Sería una cifra aceptable si la producción ofensiva hubiera sido considerablemente mayor. Pero en esa faceta el equipo genera las mismas oportunidades que durante todo el campeonato. El promedio sigue estancado en 8 tiros entre los tres palos por encuentro. Con una salvedad. Con Nuno se superó la barrera de más de 4 partidos generando 8 ocasiones de gol. Con Neville sólo se ha conseguido en tres oportunidades. La última, ante el Sporting, que acabó con derrota por 0-1.

Más allá del handicap del idioma, que está convirtiéndose en un evidente elemento de frustración a la hora de hacer llegar su discurso, el desconocimiento del entrenador del campeonato y de los jugadores que tiene se hace cada vez más patente. En este período de dos meses ya ha utilizado cinco sistemas diferentes, 4-3-3, 5-3-2, 4-4-2, 4-1-4-1 y 4-2-3-1 en un intento desesperado de dar en la diana. Rara vez ha dado continuidad a una de sus probaturas, independientemente de que tuvieran mayor o menor fortuna.

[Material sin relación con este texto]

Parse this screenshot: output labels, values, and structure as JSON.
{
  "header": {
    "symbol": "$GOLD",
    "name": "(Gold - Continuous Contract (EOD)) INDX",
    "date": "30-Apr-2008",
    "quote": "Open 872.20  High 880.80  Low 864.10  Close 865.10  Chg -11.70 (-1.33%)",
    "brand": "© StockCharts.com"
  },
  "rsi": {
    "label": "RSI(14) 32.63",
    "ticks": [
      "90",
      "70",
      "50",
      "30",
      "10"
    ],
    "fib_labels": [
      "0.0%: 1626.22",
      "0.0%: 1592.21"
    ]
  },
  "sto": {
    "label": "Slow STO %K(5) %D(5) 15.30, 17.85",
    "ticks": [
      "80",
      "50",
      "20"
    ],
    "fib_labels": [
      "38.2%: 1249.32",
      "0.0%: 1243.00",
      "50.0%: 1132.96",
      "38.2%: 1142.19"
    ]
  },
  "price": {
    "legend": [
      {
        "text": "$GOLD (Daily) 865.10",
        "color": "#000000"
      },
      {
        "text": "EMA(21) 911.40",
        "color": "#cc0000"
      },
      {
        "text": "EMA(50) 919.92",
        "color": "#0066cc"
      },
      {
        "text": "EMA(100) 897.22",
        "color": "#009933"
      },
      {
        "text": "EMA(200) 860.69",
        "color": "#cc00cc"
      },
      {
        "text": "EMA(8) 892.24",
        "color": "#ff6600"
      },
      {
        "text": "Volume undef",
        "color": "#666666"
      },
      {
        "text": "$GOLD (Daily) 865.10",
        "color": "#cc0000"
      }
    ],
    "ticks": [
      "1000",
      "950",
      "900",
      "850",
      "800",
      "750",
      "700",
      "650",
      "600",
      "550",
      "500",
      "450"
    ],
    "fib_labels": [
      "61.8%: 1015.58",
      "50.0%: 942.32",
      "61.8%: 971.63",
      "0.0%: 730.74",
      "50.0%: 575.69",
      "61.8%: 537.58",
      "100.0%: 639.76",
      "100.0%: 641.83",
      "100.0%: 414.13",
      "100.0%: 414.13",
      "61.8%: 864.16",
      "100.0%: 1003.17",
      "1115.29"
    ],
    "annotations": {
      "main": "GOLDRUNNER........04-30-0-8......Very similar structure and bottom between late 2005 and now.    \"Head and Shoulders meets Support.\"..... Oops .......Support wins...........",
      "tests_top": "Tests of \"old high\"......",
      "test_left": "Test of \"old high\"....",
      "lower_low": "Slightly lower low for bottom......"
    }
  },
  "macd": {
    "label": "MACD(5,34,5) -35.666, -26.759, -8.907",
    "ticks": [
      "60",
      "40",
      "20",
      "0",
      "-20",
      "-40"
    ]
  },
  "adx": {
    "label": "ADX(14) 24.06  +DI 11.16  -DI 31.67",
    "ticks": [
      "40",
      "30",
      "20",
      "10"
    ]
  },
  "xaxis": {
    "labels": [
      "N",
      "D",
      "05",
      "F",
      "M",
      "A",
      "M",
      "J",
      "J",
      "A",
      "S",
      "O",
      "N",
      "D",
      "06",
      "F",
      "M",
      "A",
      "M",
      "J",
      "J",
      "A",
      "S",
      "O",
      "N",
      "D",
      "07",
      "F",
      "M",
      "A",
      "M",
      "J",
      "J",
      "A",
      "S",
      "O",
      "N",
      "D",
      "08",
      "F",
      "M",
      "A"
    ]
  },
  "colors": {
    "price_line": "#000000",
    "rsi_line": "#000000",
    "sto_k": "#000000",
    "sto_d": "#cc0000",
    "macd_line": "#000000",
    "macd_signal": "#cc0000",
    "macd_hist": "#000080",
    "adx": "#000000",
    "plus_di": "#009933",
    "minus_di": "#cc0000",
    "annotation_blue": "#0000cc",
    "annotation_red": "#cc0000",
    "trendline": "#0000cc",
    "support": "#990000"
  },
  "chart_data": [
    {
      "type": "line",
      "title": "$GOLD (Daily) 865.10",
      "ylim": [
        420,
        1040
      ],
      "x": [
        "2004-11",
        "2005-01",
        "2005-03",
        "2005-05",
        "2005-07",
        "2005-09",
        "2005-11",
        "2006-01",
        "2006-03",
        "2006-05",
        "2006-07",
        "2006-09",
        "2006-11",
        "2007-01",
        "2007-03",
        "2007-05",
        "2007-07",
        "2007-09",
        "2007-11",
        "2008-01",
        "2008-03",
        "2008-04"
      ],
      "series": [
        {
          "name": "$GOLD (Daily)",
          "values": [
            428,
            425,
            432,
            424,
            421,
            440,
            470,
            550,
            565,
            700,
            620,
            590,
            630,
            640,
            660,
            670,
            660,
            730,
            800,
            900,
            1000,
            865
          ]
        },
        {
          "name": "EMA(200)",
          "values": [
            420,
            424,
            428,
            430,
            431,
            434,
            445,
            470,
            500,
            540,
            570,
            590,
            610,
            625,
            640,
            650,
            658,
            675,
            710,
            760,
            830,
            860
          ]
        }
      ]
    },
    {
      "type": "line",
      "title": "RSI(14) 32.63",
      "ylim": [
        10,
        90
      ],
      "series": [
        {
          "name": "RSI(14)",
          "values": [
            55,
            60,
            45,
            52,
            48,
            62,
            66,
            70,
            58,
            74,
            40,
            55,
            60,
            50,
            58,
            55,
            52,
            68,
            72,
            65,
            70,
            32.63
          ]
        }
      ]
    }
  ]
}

Es especialmente llamativo que una situación de crisis, cuando más sencillas y claras deben ser las directrices que se den a un equipo, estemos ante una vorágine de cambios radicales de sistemas y onces tan pronunciada. Con decisiones extrañas, con jugadores que pasan del campo a la grada o de la grada al campo sin aparente motivo.

El lateral de Bury empieza a mostrar claros síntomas de estrés. Ya se le ve un hombre irritado en las salas de prensa y cada vez más bloqueado durante los partidos, donde las reacciones tanto al descanso como en vivo han pasado de prometedoras a inexistentes.

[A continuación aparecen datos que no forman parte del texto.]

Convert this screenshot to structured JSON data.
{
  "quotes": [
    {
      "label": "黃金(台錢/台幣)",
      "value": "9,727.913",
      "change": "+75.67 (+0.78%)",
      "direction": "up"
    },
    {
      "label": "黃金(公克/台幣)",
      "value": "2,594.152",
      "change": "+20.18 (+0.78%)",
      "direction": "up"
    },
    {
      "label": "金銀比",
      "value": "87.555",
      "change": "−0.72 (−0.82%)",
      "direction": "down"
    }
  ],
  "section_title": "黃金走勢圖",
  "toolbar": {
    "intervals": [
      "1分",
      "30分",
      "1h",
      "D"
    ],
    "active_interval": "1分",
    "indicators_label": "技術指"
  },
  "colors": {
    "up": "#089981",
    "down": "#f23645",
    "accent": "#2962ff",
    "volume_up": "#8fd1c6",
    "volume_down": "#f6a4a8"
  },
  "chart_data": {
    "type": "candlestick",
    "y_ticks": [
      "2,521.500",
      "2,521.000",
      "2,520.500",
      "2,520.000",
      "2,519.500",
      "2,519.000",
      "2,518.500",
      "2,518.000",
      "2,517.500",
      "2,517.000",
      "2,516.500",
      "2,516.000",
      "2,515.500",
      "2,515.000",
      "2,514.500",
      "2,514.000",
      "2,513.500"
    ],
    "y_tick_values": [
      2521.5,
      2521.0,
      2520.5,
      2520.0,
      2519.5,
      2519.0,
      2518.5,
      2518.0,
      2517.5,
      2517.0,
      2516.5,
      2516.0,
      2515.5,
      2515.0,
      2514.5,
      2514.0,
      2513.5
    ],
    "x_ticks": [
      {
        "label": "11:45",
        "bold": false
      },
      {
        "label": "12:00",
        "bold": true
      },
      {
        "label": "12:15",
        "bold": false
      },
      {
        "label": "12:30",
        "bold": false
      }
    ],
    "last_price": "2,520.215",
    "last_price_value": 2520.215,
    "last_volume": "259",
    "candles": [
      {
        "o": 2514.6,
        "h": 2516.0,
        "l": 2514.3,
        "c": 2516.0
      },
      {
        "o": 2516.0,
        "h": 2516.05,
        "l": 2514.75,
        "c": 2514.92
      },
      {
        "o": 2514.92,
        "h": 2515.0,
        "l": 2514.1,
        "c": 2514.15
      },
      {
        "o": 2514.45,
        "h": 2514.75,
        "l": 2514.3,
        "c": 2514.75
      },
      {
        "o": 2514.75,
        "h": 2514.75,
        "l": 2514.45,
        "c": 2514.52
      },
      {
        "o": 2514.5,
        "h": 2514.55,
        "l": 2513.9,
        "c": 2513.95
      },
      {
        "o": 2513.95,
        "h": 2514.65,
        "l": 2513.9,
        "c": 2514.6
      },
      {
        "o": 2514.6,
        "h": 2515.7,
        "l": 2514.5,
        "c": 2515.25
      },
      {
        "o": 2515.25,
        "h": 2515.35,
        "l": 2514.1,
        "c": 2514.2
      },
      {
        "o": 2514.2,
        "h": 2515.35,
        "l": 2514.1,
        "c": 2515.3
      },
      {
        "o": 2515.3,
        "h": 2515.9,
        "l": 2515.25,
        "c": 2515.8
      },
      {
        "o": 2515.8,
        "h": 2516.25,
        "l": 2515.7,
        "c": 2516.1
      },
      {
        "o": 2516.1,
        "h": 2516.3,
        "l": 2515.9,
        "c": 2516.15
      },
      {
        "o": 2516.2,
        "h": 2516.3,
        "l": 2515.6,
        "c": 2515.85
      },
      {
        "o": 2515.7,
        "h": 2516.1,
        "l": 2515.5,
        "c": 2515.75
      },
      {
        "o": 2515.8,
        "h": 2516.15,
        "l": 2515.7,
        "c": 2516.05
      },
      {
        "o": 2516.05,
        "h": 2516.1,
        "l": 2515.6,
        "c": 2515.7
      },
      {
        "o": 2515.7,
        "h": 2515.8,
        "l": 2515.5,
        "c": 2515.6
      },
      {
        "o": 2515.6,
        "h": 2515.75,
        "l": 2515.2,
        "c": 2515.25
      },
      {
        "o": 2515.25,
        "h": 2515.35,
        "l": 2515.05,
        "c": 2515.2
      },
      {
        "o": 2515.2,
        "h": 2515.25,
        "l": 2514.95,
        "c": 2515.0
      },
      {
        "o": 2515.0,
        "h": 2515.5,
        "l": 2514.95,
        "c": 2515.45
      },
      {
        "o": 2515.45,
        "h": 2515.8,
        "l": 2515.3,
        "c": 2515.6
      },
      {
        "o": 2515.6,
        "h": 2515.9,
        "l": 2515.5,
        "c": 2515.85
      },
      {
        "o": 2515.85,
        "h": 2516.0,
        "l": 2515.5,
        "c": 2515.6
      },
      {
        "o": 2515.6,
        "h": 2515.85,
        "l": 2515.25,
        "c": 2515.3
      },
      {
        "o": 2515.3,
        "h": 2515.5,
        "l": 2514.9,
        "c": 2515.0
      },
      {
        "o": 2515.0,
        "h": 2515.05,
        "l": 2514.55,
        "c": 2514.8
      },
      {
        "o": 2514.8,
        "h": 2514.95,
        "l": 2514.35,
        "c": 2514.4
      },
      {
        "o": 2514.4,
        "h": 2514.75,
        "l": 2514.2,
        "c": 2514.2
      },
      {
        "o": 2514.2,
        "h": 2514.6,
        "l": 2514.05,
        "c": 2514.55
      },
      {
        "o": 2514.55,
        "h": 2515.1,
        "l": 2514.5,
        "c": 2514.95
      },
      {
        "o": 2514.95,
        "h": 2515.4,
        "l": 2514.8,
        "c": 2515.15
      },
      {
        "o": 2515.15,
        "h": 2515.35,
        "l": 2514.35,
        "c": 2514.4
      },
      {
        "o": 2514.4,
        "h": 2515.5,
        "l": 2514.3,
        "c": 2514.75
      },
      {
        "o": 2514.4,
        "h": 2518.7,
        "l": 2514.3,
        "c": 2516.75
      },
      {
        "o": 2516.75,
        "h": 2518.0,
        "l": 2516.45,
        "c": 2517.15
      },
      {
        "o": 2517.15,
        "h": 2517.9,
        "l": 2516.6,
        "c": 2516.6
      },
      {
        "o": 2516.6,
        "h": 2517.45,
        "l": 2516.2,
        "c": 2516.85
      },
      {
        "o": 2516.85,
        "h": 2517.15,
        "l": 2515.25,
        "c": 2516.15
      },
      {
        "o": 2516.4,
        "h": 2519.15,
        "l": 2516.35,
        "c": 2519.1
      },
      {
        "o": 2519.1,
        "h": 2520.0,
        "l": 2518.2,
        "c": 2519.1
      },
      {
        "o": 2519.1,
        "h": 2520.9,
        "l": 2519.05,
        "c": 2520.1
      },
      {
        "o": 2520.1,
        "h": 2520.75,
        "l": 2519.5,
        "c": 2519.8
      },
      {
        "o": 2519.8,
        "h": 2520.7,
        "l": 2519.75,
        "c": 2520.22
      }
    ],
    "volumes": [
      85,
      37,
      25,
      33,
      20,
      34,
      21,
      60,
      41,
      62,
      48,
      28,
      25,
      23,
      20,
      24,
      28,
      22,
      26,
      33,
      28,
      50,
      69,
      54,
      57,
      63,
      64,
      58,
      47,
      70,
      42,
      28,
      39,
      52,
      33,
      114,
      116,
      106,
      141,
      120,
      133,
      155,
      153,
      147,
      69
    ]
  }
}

1 comment on “¿De qué va Gary Neville?

  1. Nachochacal

    Excelente análisis! Yo creo que mucha culpa de los problemas que aún hay es que en realidad ha tenido (13?) sesiones de entrenamiento nada más.

    Está claro que no puede seguir con estos resultados pero a mí todo lo que hace me encanta.

    En cualquier caso, gran arriculo!